Actu-Transport-Logistique.fr | Fluvial | publié le : 17.02.2017

fluvial

En 2016, les trafics fluviaux chutent de 8,5 % avec 6,8 Md t-km.

Crédit photo CBRE

En 2016, la récolte de céréales a affiché une baisse historique. Une dégringolade qui a lourdement impacté le transport fluvial de marchandises. C’est du moins ce qui ressort du bilan annuel publié par Voies navigables de France (VNF) le 15 février.

Après un excès d’eau et un manque d’ensoleillement mi-2016 suivis d’une période de sécheresse à l’été, la campagne céréalière de l’an dernier a été l’une des pires de son histoire. Par répercussion, le transport fluvial de marchandises en a lourdement pâti. "Cette baisse conjoncturelle aura également des conséquences sur le premier semestre 2017", indique Voies navigables de France (VNF) dans son bilan annuel publié le 15 février.

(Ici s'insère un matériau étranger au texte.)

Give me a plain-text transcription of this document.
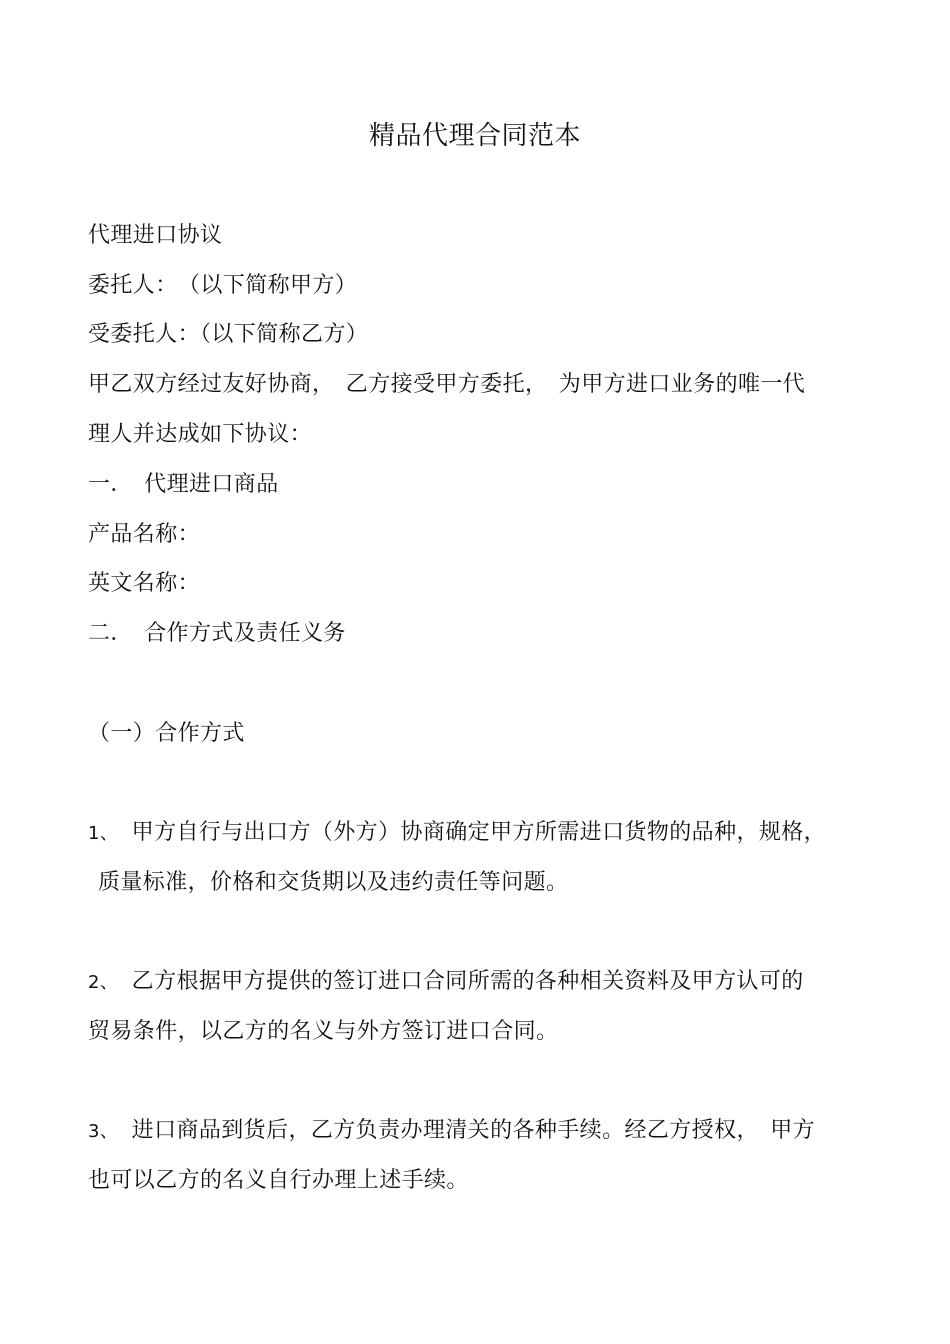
精品代理合同范本
代理进口协议
委托人：　（以下简称甲方）
受委托人：（以下简称乙方）
甲乙双方经过友好协商，　乙方接受甲方委托，　为甲方进口业务的唯一代
理人并达成如下协议：
一．　代理进口商品
产品名称：
英文名称：
二．　合作方式及责任义务
（一）合作方式
1、　甲方自行与出口方（外方）协商确定甲方所需进口货物的品种，规格，
质量标准，价格和交货期以及违约责任等问题。
2、　乙方根据甲方提供的签订进口合同所需的各种相关资料及甲方认可的
贸易条件，以乙方的名义与外方签订进口合同。
3、　进口商品到货后，乙方负责办理清关的各种手续。经乙方授权，　甲方
也可以乙方的名义自行办理上述手续。
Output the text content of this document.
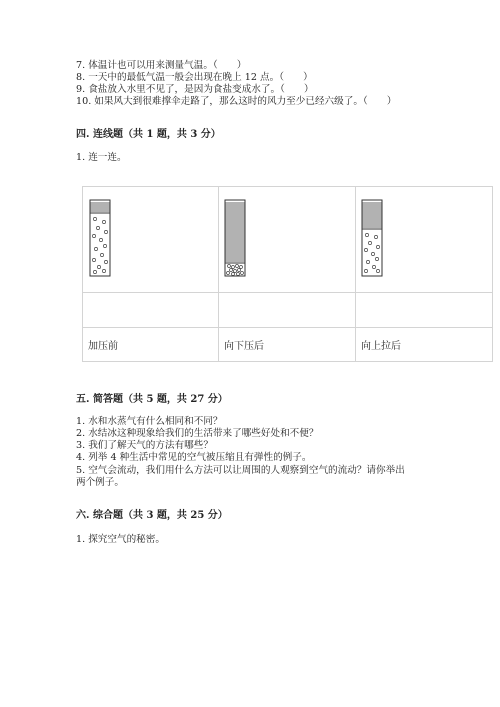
7. 体温计也可以用来测量气温。（　　）
8. 一天中的最低气温一般会出现在晚上 12 点。（　　）
9. 食盐放入水里不见了，是因为食盐变成水了。（　　）
10. 如果风大到很难撑伞走路了，那么这时的风力至少已经六级了。（　　）
四. 连线题（共 1 题，共 3 分）
1. 连一连。
加压前	向下压后	向上拉后
五. 简答题（共 5 题，共 27 分）
1. 水和水蒸气有什么相同和不同？
2. 水结冰这种现象给我们的生活带来了哪些好处和不便？
3. 我们了解天气的方法有哪些？
4. 列举 4 种生活中常见的空气被压缩且有弹性的例子。
5. 空气会流动，我们用什么方法可以让周围的人观察到空气的流动？请你举出
两个例子。
六. 综合题（共 3 题，共 25 分）
1. 探究空气的秘密。
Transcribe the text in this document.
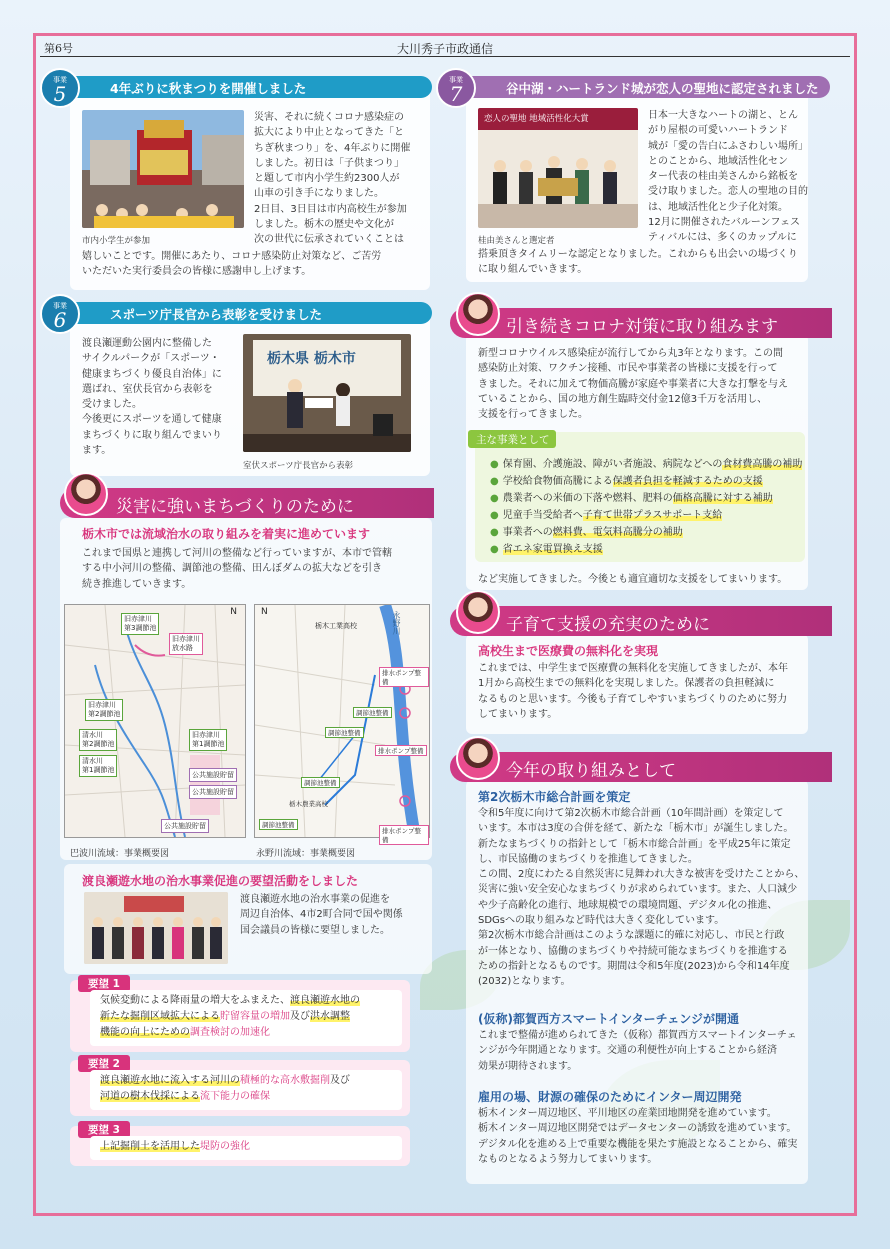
第6号	大川秀子市政通信
4年ぶりに秋まつりを開催しました
事業
5
市内小学生が参加
災害、それに続くコロナ感染症の
拡大により中止となってきた「と
ちぎ秋まつり」を、4年ぶりに開催
しました。初日は「子供まつり」
と題して市内小学生約2300人が
山車の引き手になりました。
2日目、3日目は市内高校生が参加
しました。栃木の歴史や文化が
次の世代に伝承されていくことは
嬉しいことです。開催にあたり、コロナ感染防止対策など、ご苦労
いただいた実行委員会の皆様に感謝申し上げます。
スポーツ庁長官から表彰を受けました
事業
6
渡良瀬運動公園内に整備した
サイクルパークが「スポーツ・
健康まちづくり優良自治体」に
選ばれ、室伏長官から表彰を
受けました。
今後更にスポーツを通して健康
まちづくりに取り組んでまいり
ます。
栃木県 栃木市
室伏スポーツ庁長官から表彰
谷中湖・ハートランド城が恋人の聖地に認定されました
事業
7
恋人の聖地 地域活性化大賞
桂由美さんと選定者
日本一大きなハートの湖と、とん
がり屋根の可愛いハートランド
城が「愛の告白にふさわしい場所」
とのことから、地域活性化セン
ター代表の桂由美さんから銘板を
受け取りました。恋人の聖地の目的
は、地域活性化と少子化対策。
12月に開催されたバルーンフェス
ティバルには、多くのカップルに
搭乗頂きタイムリーな認定となりました。これからも出会いの場づくり
に取り組んでいきます。
災害に強いまちづくりのために
栃木市では流域治水の取り組みを着実に進めています
これまで国県と連携して河川の整備など行っていますが、本市で管轄
する中小河川の整備、調節池の整備、田んぼダムの拡大などを引き
続き推進していきます。
N
旧赤津川
第3調節池
旧赤津川
放水路
旧赤津川
第2調節池
清水川
第2調節池
旧赤津川
第1調節池
清水川
第1調節池
公共施設貯留
公共施設貯留
公共施設貯留
巴波川流域：事業概要図
N
栃木工業高校	永野川
排水ポンプ整備
排水ポンプ整備
調節池整備
調節池整備
調節池整備
栃木農業高校
調節池整備
排水ポンプ整備
永野川流域：事業概要図
渡良瀬遊水地の治水事業促進の要望活動をしました
渡良瀬遊水地の治水事業の促進を
周辺自治体、4市2町合同で国や関係
国会議員の皆様に要望しました。
要望 1
気候変動による降雨量の増大をふまえた、渡良瀬遊水地の
新たな掘削区域拡大による貯留容量の増加及び洪水調整
機能の向上にための調査検討の加速化
要望 2
渡良瀬遊水地に流入する河川の積極的な高水敷掘削及び
河道の樹木伐採による流下能力の確保
要望 3
上記掘削土を活用した堤防の強化
引き続きコロナ対策に取り組みます
新型コロナウイルス感染症が流行してから丸3年となります。この間
感染防止対策、ワクチン接種、市民や事業者の皆様に支援を行って
きました。それに加えて物価高騰が家庭や事業者に大きな打撃を与え
ていることから、国の地方創生臨時交付金12億3千万を活用し、
支援を行ってきました。
主な事業として
● 保育園、介護施設、障がい者施設、病院などへの食材費高騰の補助
● 学校給食物価高騰による保護者負担を軽減するための支援
● 農業者への米価の下落や燃料、肥料の価格高騰に対する補助
● 児童手当受給者へ子育て世帯プラスサポート支給
● 事業者への燃料費、電気料高騰分の補助
● 省エネ家電買換え支援
など実施してきました。今後とも適宜適切な支援をしてまいります。
子育て支援の充実のために
高校生まで医療費の無料化を実現
これまでは、中学生まで医療費の無料化を実施してきましたが、本年
1月から高校生までの無料化を実現しました。保護者の負担軽減に
なるものと思います。今後も子育てしやすいまちづくりのために努力
してまいります。
今年の取り組みとして
第2次栃木市総合計画を策定
令和5年度に向けて第2次栃木市総合計画（10年間計画）を策定して
います。本市は3度の合併を経て、新たな「栃木市」が誕生しました。
新たなまちづくりの指針として「栃木市総合計画」を平成25年に策定
し、市民協働のまちづくりを推進してきました。
この間、2度にわたる自然災害に見舞われ大きな被害を受けたことから、
災害に強い安全安心なまちづくりが求められています。また、人口減少
や少子高齢化の進行、地球規模での環境問題、デジタル化の推進、
SDGsへの取り組みなど時代は大きく変化しています。
第2次栃木市総合計画はこのような課題に的確に対応し、市民と行政
が一体となり、協働のまちづくりや持続可能なまちづくりを推進する
ための指針となるものです。期間は令和5年度(2023)から令和14年度
(2032)となります。
(仮称)都賀西方スマートインターチェンジが開通
これまで整備が進められてきた（仮称）都賀西方スマートインターチェ
ンジが今年開通となります。交通の利便性が向上することから経済
効果が期待されます。
雇用の場、財源の確保のためにインター周辺開発
栃木インター周辺地区、平川地区の産業団地開発を進めています。
栃木インター周辺地区開発ではデータセンターの誘致を進めています。
デジタル化を進める上で重要な機能を果たす施設となることから、確実
なものとなるよう努力してまいります。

En effet, en 2016, les trafics fluviaux chutent de 8,5 %, avec 6,8 Md t-km. En volume, cela s’est traduit par une baisse de 1,1 %, avec 52,7 Mt. Un ralentissement qui s’est autant fait sentir à l’import (- 8,2 %), à l’export (- 7,4 %), que sur les trafics intérieurs (- 9 %).

La filière énergie se contracte aussi

Si la filière agroalimentaire a globalement reculé de 19 %, la contraction de 13,6 % de la filière énergie a également participé à la diminution de l’activité fluviale. "Les fermetures des centrales à charbon, particulièrement celle de Vitry-sur-Seine, induisent une évolution structurelle de l’activité de la filière tandis que la diminution des flux de produits pétroliers est un phénomène beaucoup plus conjoncturel", distingue VNF.

Même tendance sur le segment de la métallurgie (- 10,4 %) qui a durement pénalisé les résultats du bassin de la Moselle (- 11,9 % en t-km). Les résultats de la filière engrais-chimie sont restés stables (- 0,5 %), avec une évolution légèrement favorable concernant la chimie (+ 0,4 %), en particulier sur le Rhin (+ 11,9 %) et la Seine  (+ 1,6 %).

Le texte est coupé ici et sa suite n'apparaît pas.